3. L’amélioration du suivi des étapes de production par le bon conseil technique et par l’utilisation de la technologie (prédiction météo, analyse de données, agriculture connectée…) pour optimiser les traitements phytosanitaires, engrais… L'autre piste également importante, c'est comment mutualiser ou mitiger le risque sécheresse concernant les céréales avec d'autres aléas climatiques comme le gel et la grêle pour l’arboriculture. Et là, je pense que le cas espagnol est très édifiant. En Espagne, le taux de couverture des bananiers par la multirisque climatique est de 100% !, celui des pommiers de 83% !…
F.N.H. : Les solutions pour l’amélioration des rendements sont connues et les initiatives liées aux solutions sont lancées. Quels sont alors les freins qui empêchent l'atteinte de cette productivité rapidement ?
M. O. : La contrainte majeure à mon avis est le morcellement des terrains. Nous avons de très petits terrains, donc de très petits agriculteurs. Il est difficile de moderniser le processus de production à l'échelle de chaque agriculteur qui a une parcelle de 1 ou 2 hectares. Ceci dit, des solutions existent. Le Maroc s’est même doté d’une loi sur l'agrégation agricole, mais qui peine encore à se mettre en marche pour les céréales, sachant que sur d'autres cultures, notamment les cultures sucrières, nous avons réussi un des meilleurs modèles du continent en termes d'agrégation. Si nous savons le faire pour les cultures sucrières, je reste confiant par rapport à notre capacité de le faire pour les céréales, ce qui nous rapprocherait de notre objectif d’une production plancher de 50 Mq par an fixé dans la stratégie de sécurité alimentaire de notre pays.
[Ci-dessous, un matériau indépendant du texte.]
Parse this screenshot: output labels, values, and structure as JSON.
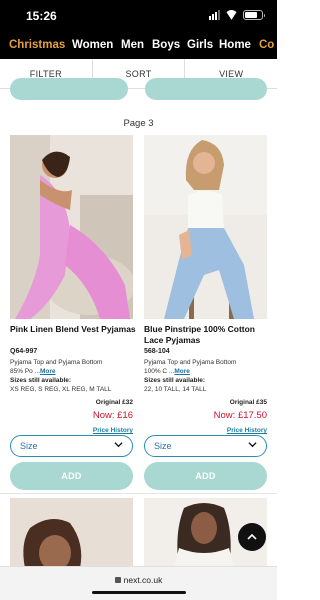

F.N.H. : La MAMDA est l’assureur de référence de l’agriculture nationale. Elle a soutenu le SIAM depuis son lancement. Comment jugez-vous l’évolution de cet évènement ?
M. O. : Le SIAM est devenu effectivement l’évènement incontournable de l’agriculture au niveau régional et continental, et un des évènements phares au niveau mondial. Son rayonnement se traduit d’abord, par ses chiffres édifiants : plus de 900.000 visiteurs, plus de 1.500 exposants et plus de 70 nationalités, mais également par son programme scientifique qui traite de sujets d’actualité de grande importance et qui fait intervenir les meilleurs experts mondiaux en la matière. La 4ème édition de l’initiative triple A (Adaptation de l’Agriculture Africaine) sous le leadership du Maroc, tenue en marge du SIAM 2024, est une autre illustration du rôle continental que joue le Maroc pour trouver de vraies solutions pour l’agriculture africaine en face du changement climatique, et qui vient s’ajouter aux multiples visions du Royaume pour le développement continental : vision atlantique, gazoduc Nigéria-Maroc... Pour la MAMDA, le SIAM est un rendezvous annuel très fort qui nous permet de rencontrer dans un même lieu des sociétaires venant nous rendre visite de toutes les régions du Maroc. C’est l’occasion de les écouter et de leur parler de leur compagnie et des nouveaux services mis à leur disposition. La MAMDA noue une relation de plus de 60 ans avec les agriculteurs petits, moyens et grands, et toutes les occasions sont bonnes pour célébrer cette fidélité dans un contexte convivial et familial !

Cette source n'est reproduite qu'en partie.